Muhalefet cephesinde, 19 Mart operasyonlarının ardından sokağa çıkan militan kitle hareketinin öncülüğüne soyunan CHP “erken seçim” talepli mitinglerini süreklileştirirken, Kürt hareketi de yeni müzakere sürecine kilitlenmiş halde. Bu iki odağın mevcut durumu, emek hareketinden sosyalist harekete en geniş muhalefet yelpazesini doğrudan ya da dolaylı etkileşimlerle belirliyor. Peki sosyalistlere düşen, bu sürecin belirleneni, taraftarı ya da karşı-taraftarı olmak mı? Yükselen isyan ve onu açığa çıkaran toplumsal çelişkiler bir başka gereklilik ve imkana işaret etmiyor mu? Sınıf temeli giderek güçlenen ve militan bir sokak damarını da yaşatan bu toplumsal hoşnutsuzluk sosyalistler açısından bir öncülük imkânı olarak değerlendirilemez mi? Mülksüzleştirme, işçileştirme ve yoksullaştırma süreçleri karşısında Türkiye işçi sınıfının, emekçi halkın bağımsız politik hattını kurmak ve savunmak nasıl mümkün olacak? Kim öncülük edecek? Proleter bir gerçekliğin içinden konuşan ve 19 Mart isyanını tetikleyen yeni üniversiteli gençlik dinamiği hakkında kim ne düşünüyor? Sosyalistlerin bir öncülük iddiası yok mu, bağımsız devrimci bir siyasetin gereklilik ve olanaklarına dair ne düşünüyorlar?

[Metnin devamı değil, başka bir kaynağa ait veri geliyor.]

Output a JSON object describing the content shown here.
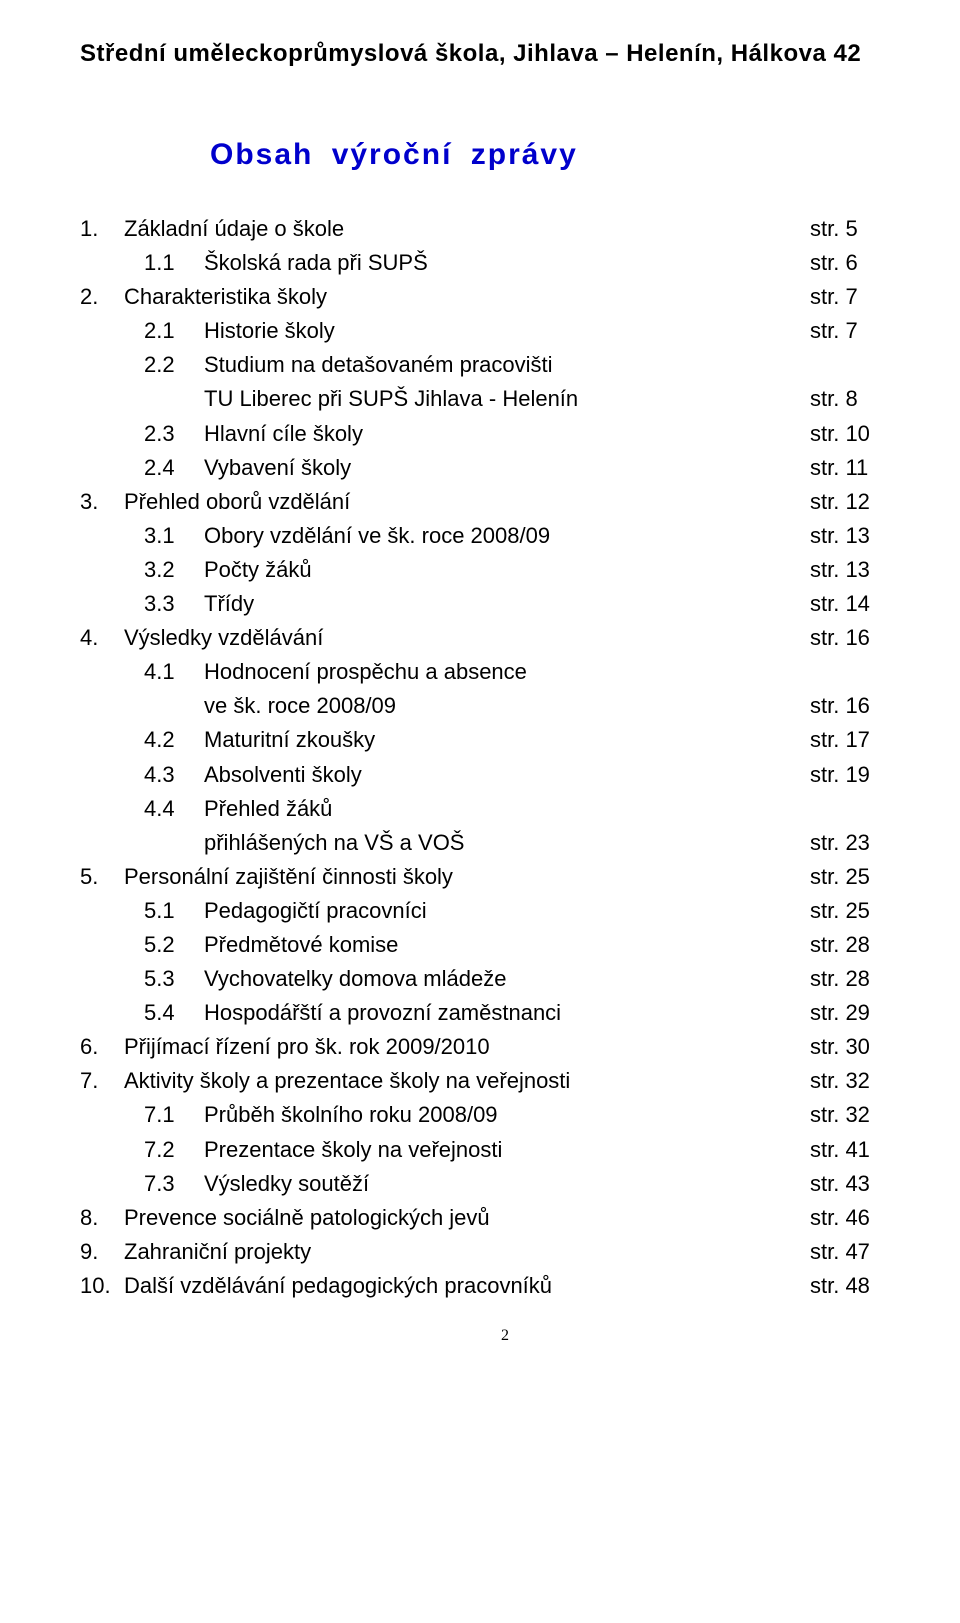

Yukarıdaki soruları bir açık tartışma daveti olarak ortaya koyuyor, ilgili yazı ve söyleşilerden oluşacak bu dosya ile Türkiye siyaseti yeniden şekillenirken sosyalist stratejinin ne olması gerektiğine dair kolektif bir tartışma zemini oluşturmayı, işçi sınıfını ve toplumsal müttefiklerini baş döndürücü siyasal gelişmeler karşısında izleyici olmaktan çıkaracak devrimci alternatifi görünür kılmayı hedefliyoruz.